Kedua, beberapa kali aku mengalami keegoisan warga Jakarta yang juga cukup akut. Hal tersebut salah satunya tercermin dari konvoi "pribadi" yang sering terlihat di jalan. Konvoi klub-klub sepeda motor seperti Tiger Club atau motor-motor merk lain, lengkap dengan bendera, jaket seragam, dan modifikasi aneh yang tidak fungsional; kerap mengganggu ketertiban lalu lintas. Tulisan yang mereka tempelkan di kotak perkakas mereka yang terbaca "Safety Riding" atau "Bantuan Polisi... bla bla bla" seakan menjadi semacam hipokrasi karena mereka sama sekali tidak mempraktekkan apa yang mereka sendiri kampanyekan di motor mereka.

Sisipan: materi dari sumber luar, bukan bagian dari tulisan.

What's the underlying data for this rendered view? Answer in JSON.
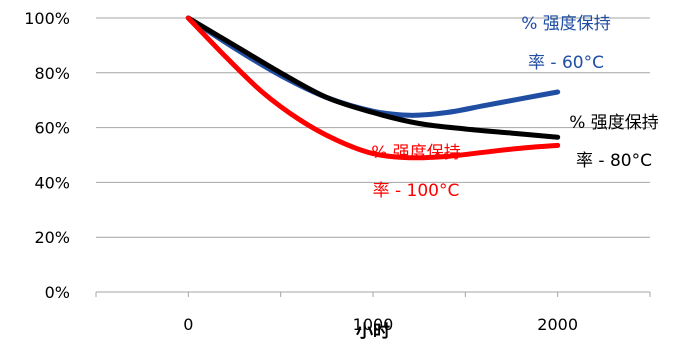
{
  "chart_data": {
    "type": "line",
    "title": "",
    "xlabel": "小时",
    "ylabel": "",
    "x_ticks": [
      "0",
      "1000",
      "2000"
    ],
    "y_ticks": [
      "0%",
      "20%",
      "40%",
      "60%",
      "80%",
      "100%"
    ],
    "xlim": [
      -500,
      2500
    ],
    "ylim": [
      0,
      100
    ],
    "grid": true,
    "legend": "inline labels",
    "series": [
      {
        "name": "% 强度保持率 - 60°C",
        "label_lines": [
          "% 强度保持",
          "率 - 60°C"
        ],
        "color": "#1f4ea3",
        "x": [
          0,
          250,
          500,
          750,
          1000,
          1200,
          1400,
          1600,
          1800,
          2000
        ],
        "y": [
          100,
          89,
          79,
          71,
          66,
          64.5,
          65.5,
          68,
          70.5,
          73
        ]
      },
      {
        "name": "% 强度保持率 - 80°C",
        "label_lines": [
          "% 强度保持",
          "率 - 80°C"
        ],
        "color": "#000000",
        "x": [
          0,
          250,
          500,
          750,
          1000,
          1250,
          1500,
          1750,
          2000
        ],
        "y": [
          100,
          90,
          80,
          71,
          65.5,
          61.5,
          59.5,
          58,
          56.5
        ]
      },
      {
        "name": "% 强度保持率 - 100°C",
        "label_lines": [
          "% 强度保持",
          "率 - 100°C"
        ],
        "color": "#ff0000",
        "x": [
          0,
          200,
          400,
          600,
          800,
          1000,
          1200,
          1400,
          1600,
          1800,
          2000
        ],
        "y": [
          100,
          86,
          73,
          63,
          55.5,
          50.5,
          49,
          49.5,
          51,
          52.5,
          53.5
        ]
      }
    ]
  }
}
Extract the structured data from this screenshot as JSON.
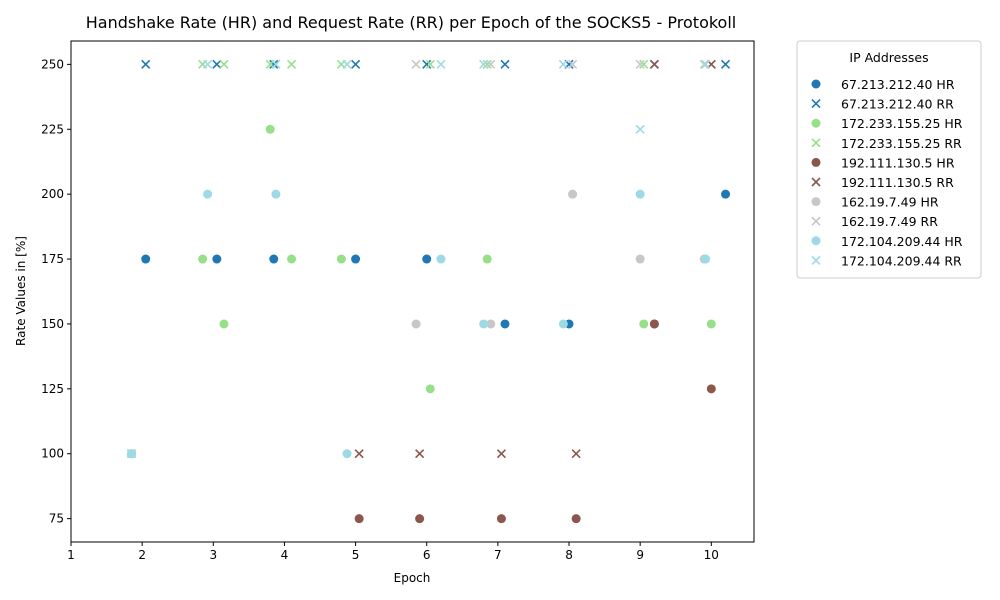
{
  "chart_data": {
    "type": "scatter",
    "title": "Handshake Rate (HR) and Request Rate (RR) per Epoch of the SOCKS5 - Protokoll",
    "xlabel": "Epoch",
    "ylabel": "Rate Values in [%]",
    "xlim": [
      1,
      10.6
    ],
    "ylim": [
      66,
      259
    ],
    "xticks": [
      "1",
      "2",
      "3",
      "4",
      "5",
      "6",
      "7",
      "8",
      "9",
      "10"
    ],
    "yticks": [
      "75",
      "100",
      "125",
      "150",
      "175",
      "200",
      "225",
      "250"
    ],
    "legend_title": "IP Addresses",
    "legend_position": "outside-right",
    "series": [
      {
        "name": "67.213.212.40 HR",
        "ip": "67.213.212.40",
        "metric": "HR",
        "marker": "circle",
        "color": "#1f77b4",
        "points": [
          [
            1.85,
            100
          ],
          [
            2.05,
            175
          ],
          [
            3.05,
            175
          ],
          [
            3.85,
            175
          ],
          [
            5.0,
            175
          ],
          [
            6.0,
            175
          ],
          [
            7.1,
            150
          ],
          [
            8.0,
            150
          ],
          [
            9.2,
            150
          ],
          [
            10.2,
            200
          ]
        ]
      },
      {
        "name": "67.213.212.40 RR",
        "ip": "67.213.212.40",
        "metric": "RR",
        "marker": "x",
        "color": "#1f77b4",
        "points": [
          [
            1.85,
            100
          ],
          [
            2.05,
            250
          ],
          [
            3.05,
            250
          ],
          [
            3.85,
            250
          ],
          [
            5.0,
            250
          ],
          [
            6.0,
            250
          ],
          [
            7.1,
            250
          ],
          [
            8.0,
            250
          ],
          [
            9.2,
            250
          ],
          [
            10.2,
            250
          ]
        ]
      },
      {
        "name": "172.233.155.25 HR",
        "ip": "172.233.155.25",
        "metric": "HR",
        "marker": "circle",
        "color": "#98df8a",
        "points": [
          [
            1.85,
            100
          ],
          [
            2.85,
            175
          ],
          [
            3.15,
            150
          ],
          [
            3.8,
            225
          ],
          [
            4.1,
            175
          ],
          [
            4.8,
            175
          ],
          [
            6.05,
            125
          ],
          [
            6.85,
            175
          ],
          [
            9.05,
            150
          ],
          [
            10.0,
            150
          ]
        ]
      },
      {
        "name": "172.233.155.25 RR",
        "ip": "172.233.155.25",
        "metric": "RR",
        "marker": "x",
        "color": "#98df8a",
        "points": [
          [
            1.85,
            100
          ],
          [
            2.85,
            250
          ],
          [
            3.15,
            250
          ],
          [
            3.8,
            250
          ],
          [
            4.1,
            250
          ],
          [
            4.8,
            250
          ],
          [
            6.05,
            250
          ],
          [
            6.85,
            250
          ],
          [
            9.05,
            250
          ],
          [
            10.0,
            250
          ]
        ]
      },
      {
        "name": "192.111.130.5 HR",
        "ip": "192.111.130.5",
        "metric": "HR",
        "marker": "circle",
        "color": "#8c564b",
        "points": [
          [
            5.05,
            75
          ],
          [
            5.9,
            75
          ],
          [
            7.05,
            75
          ],
          [
            8.1,
            75
          ],
          [
            9.2,
            150
          ],
          [
            10.0,
            125
          ]
        ]
      },
      {
        "name": "192.111.130.5 RR",
        "ip": "192.111.130.5",
        "metric": "RR",
        "marker": "x",
        "color": "#8c564b",
        "points": [
          [
            5.05,
            100
          ],
          [
            5.9,
            100
          ],
          [
            7.05,
            100
          ],
          [
            8.1,
            100
          ],
          [
            9.2,
            250
          ],
          [
            10.0,
            250
          ]
        ]
      },
      {
        "name": "162.19.7.49 HR",
        "ip": "162.19.7.49",
        "metric": "HR",
        "marker": "circle",
        "color": "#c7c7c7",
        "points": [
          [
            5.85,
            150
          ],
          [
            6.9,
            150
          ],
          [
            8.05,
            200
          ],
          [
            9.0,
            175
          ],
          [
            9.9,
            175
          ]
        ]
      },
      {
        "name": "162.19.7.49 RR",
        "ip": "162.19.7.49",
        "metric": "RR",
        "marker": "x",
        "color": "#c7c7c7",
        "points": [
          [
            5.85,
            250
          ],
          [
            6.9,
            250
          ],
          [
            8.05,
            250
          ],
          [
            9.0,
            250
          ],
          [
            9.9,
            250
          ]
        ]
      },
      {
        "name": "172.104.209.44 HR",
        "ip": "172.104.209.44",
        "metric": "HR",
        "marker": "circle",
        "color": "#9edae5",
        "points": [
          [
            1.85,
            100
          ],
          [
            2.92,
            200
          ],
          [
            3.88,
            200
          ],
          [
            4.88,
            100
          ],
          [
            6.2,
            175
          ],
          [
            6.8,
            150
          ],
          [
            7.92,
            150
          ],
          [
            9.0,
            200
          ],
          [
            9.92,
            175
          ]
        ]
      },
      {
        "name": "172.104.209.44 RR",
        "ip": "172.104.209.44",
        "metric": "RR",
        "marker": "x",
        "color": "#9edae5",
        "points": [
          [
            1.85,
            100
          ],
          [
            2.92,
            250
          ],
          [
            3.88,
            250
          ],
          [
            4.88,
            250
          ],
          [
            6.2,
            250
          ],
          [
            6.8,
            250
          ],
          [
            7.92,
            250
          ],
          [
            9.0,
            225
          ],
          [
            9.92,
            250
          ]
        ]
      }
    ]
  }
}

Mereka dengan seenaknya zig-zag di depan mobil lain. Atau, memaksa mobil untuk berhenti ketika mereka mau lewat atau berputar di U-turn, dan masih banyak lagi kelakuan "egoistis" lain yang mereka tunjukkan. Demikian pula dengan klub-klub mobil yang suspensi-nya direndahkan (bahasa gaul mereka adalah "diceperin"), atau dimodifikasi lainnya; selalu membuat antrian panjang di belakang dan menciptakan backward travelling wave yang benar-benar menyebalkan. Satu contoh modifikasi yang menurutku paling tidak "berguna" adalah mengganti knalpot mobil atau motor sehingga suara knalpot yang dihasilkan sangat bising. Apakah dengan membuat knalpot motor atau mobil "sportif" (baca: cempreng!) akan membuat kita lebih cepat sampai ke tujuan? Atau hanya sekedar untuk intimidasi terhadap orang lain saja?

Sepertinya, konvoi dan segala apa modifikasi yang dilakukan oleh warga Jakarta cenderung untuk sekedar intimidasi saja. Hal tersebut berarti warga Jakarta tidak pernah merasa nyaman dengan kehidupan mereka sendiri. Apakah Anda merasa demikian?